Tradisi Bakar Tongkang di Batam Seperti Hidden Gem Wisata

TERASBATAM.ID: Ratusan warga etnis Tionghoa asal Bagansiapiapi yang telah lama berdomisili di Batam menggelar ritual Bakar Tongkang, Jumat (15/07/2022) di Klenteng Cetya Upho Sakadarma, Kompleks Ruko Pantai Permata, Baloi, Batam, Kepulauan Riau. Tradisi Bakar Tongkang ini seperti potensi pariwisata yang masih hidden gem atau permata yang tersembunyi untuk kota wisata seperti Batam.

Ritual Bakar Tongkang di Batam kali ini sudah dilakukan sebanyak 23 kali, atau 23 tahun, hanya dua tahun terakhir yaitu 2020 dan 2021 ritual tersebut tidak dilaksanakan karena pandemic Covid-19.

Ketua Panitia Pelaksana  Rusdi kepada www.terasbatam.id mengatakan, ritual bakar Tongkang dilakukan memiliki latar belakang yang Panjang, yaitu dari ungkapan rasa syukur etnis Tionghoa yang merantau dari Fujian, Tiongkok ke Bagansiapiapi yang sekarang merupakan ibukota dari Rokan Hilir, Riau.

“Pada tahun 1820 nenek moyang kami yang berasal dari Fujian merantau dengan kapal tongkang menuju Bagansiapiapi. Mereka merantau karena disana (Fujian) hidupnya miskin, setelah di Bagansiapiapi hidup mereka sukses,” kata Rusdi.

Menurut Rusdi, ritual Bakar Tongkang sebagai bentuk rasa syukur kepada Tuhan atas nikmat dan dan kemudahan dalam mencari nafkah.

“Inti dari ritual ini kita berterima kasih kepada Tuhan Yang Maha Esa, karena telah memberikan kita rezeki, kemudahan untuk cari nafkah.

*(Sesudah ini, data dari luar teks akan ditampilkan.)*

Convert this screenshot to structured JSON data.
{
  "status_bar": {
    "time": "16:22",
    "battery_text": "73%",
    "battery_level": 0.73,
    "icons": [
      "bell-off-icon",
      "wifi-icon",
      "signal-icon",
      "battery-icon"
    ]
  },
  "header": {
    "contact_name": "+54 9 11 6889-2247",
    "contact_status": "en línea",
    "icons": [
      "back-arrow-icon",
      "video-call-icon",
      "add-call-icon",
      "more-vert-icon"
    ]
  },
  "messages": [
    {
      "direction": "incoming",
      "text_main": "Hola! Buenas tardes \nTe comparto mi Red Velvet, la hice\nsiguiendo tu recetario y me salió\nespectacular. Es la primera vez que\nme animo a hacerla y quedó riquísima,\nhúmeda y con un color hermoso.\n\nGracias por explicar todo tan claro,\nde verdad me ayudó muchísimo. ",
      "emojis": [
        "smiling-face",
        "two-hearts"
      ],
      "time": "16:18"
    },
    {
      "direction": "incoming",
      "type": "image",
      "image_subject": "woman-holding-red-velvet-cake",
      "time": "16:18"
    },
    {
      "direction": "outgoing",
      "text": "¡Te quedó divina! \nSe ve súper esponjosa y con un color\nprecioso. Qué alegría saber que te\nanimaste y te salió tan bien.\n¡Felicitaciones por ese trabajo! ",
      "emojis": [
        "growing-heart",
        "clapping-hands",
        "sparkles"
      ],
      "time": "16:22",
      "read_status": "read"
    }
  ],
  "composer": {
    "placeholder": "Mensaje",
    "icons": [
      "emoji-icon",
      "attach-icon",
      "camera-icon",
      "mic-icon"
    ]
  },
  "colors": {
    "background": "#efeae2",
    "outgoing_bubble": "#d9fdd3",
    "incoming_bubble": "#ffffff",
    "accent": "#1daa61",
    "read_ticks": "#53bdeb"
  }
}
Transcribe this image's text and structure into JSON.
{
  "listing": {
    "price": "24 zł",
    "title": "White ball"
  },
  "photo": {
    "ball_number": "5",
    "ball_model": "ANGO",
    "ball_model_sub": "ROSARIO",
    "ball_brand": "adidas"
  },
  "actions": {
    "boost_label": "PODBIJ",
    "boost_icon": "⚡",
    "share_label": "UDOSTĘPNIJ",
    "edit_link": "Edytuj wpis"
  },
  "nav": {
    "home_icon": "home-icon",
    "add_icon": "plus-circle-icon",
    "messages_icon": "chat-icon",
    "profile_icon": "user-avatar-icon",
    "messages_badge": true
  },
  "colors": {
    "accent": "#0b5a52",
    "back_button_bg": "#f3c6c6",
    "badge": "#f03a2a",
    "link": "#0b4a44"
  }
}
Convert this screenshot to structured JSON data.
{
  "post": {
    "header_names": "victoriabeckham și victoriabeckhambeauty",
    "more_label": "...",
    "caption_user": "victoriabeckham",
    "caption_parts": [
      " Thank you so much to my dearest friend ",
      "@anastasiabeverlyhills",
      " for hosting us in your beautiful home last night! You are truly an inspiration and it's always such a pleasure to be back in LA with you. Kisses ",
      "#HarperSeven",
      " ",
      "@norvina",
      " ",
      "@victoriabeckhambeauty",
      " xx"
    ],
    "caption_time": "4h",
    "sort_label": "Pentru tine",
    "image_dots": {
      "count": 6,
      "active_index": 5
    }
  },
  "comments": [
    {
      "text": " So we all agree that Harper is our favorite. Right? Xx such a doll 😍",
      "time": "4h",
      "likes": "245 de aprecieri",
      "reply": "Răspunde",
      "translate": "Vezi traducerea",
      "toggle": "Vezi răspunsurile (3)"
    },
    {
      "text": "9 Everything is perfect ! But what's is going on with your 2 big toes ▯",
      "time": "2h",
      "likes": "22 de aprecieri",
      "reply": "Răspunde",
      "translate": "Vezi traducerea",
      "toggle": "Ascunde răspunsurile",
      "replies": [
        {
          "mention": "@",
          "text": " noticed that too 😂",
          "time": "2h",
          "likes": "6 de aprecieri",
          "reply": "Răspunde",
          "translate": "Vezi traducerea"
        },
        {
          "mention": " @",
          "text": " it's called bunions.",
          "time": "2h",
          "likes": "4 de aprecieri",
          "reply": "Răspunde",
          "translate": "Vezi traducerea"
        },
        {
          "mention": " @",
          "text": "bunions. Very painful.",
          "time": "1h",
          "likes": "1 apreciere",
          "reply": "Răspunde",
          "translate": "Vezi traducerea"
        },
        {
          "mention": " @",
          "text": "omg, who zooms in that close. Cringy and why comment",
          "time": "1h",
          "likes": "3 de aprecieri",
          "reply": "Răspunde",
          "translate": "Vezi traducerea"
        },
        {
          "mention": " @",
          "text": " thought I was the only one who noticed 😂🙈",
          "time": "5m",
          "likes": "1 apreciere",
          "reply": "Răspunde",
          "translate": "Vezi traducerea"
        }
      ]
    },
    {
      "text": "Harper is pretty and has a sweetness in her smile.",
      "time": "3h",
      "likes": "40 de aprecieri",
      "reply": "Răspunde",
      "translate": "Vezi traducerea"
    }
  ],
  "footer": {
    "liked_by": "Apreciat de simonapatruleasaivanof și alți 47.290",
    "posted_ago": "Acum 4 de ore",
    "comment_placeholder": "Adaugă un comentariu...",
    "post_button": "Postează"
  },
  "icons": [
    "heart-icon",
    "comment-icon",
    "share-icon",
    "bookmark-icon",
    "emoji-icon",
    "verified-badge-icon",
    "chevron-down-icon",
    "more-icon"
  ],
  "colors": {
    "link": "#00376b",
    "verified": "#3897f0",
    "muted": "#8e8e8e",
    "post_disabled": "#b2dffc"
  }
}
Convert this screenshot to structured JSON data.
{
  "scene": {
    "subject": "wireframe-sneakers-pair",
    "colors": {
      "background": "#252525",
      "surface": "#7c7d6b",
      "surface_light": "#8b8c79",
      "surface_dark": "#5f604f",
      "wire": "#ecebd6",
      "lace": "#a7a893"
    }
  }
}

Itu memang sudah kepercayaan kita, biasanya doa-doa kita dikabulkan,” katanya.

Setelah menempuh perjalanan jauh dan hidup di Bagansiapiapi, kehidupan etnis Tionghoa dari Fujian itu sukses besar dengan usaha perikanan, bahkan kota Bagan pernah dikenal sebagai kota penghasil ikan terbesar di Indonesia.

“Setelah sampai di Bagan-siapiapi, ternyata di sana mereka punya hasil ikan yang melimpah ruah. Sampai Bagan-siapiapi ini terkenal dengan pengekspor ikan nomor 1 di Indonesia,” ujar Rusdi.

Hal tersebut membuat etnis Tionghoa pada saat itu memilih untuk tidak kembali pulang ke negara asal dan akhirnya membakar perahu tongkang yang membawa mereka sampai di Bagan-siapiapi.

“Jadi mereka dari Tiongkok menuju ke Bagan-siapiapi mereka membawa dewa Kie Hu Ong Ya. Menurut kepercayaan etnis Tionghoa, dewa ini membantu mereka. Jadi begitu mereka sudah tiba Bagan-siapiapi tidak ada niatan pulang, makanya tongkang-nya dibakar,” ujar dia.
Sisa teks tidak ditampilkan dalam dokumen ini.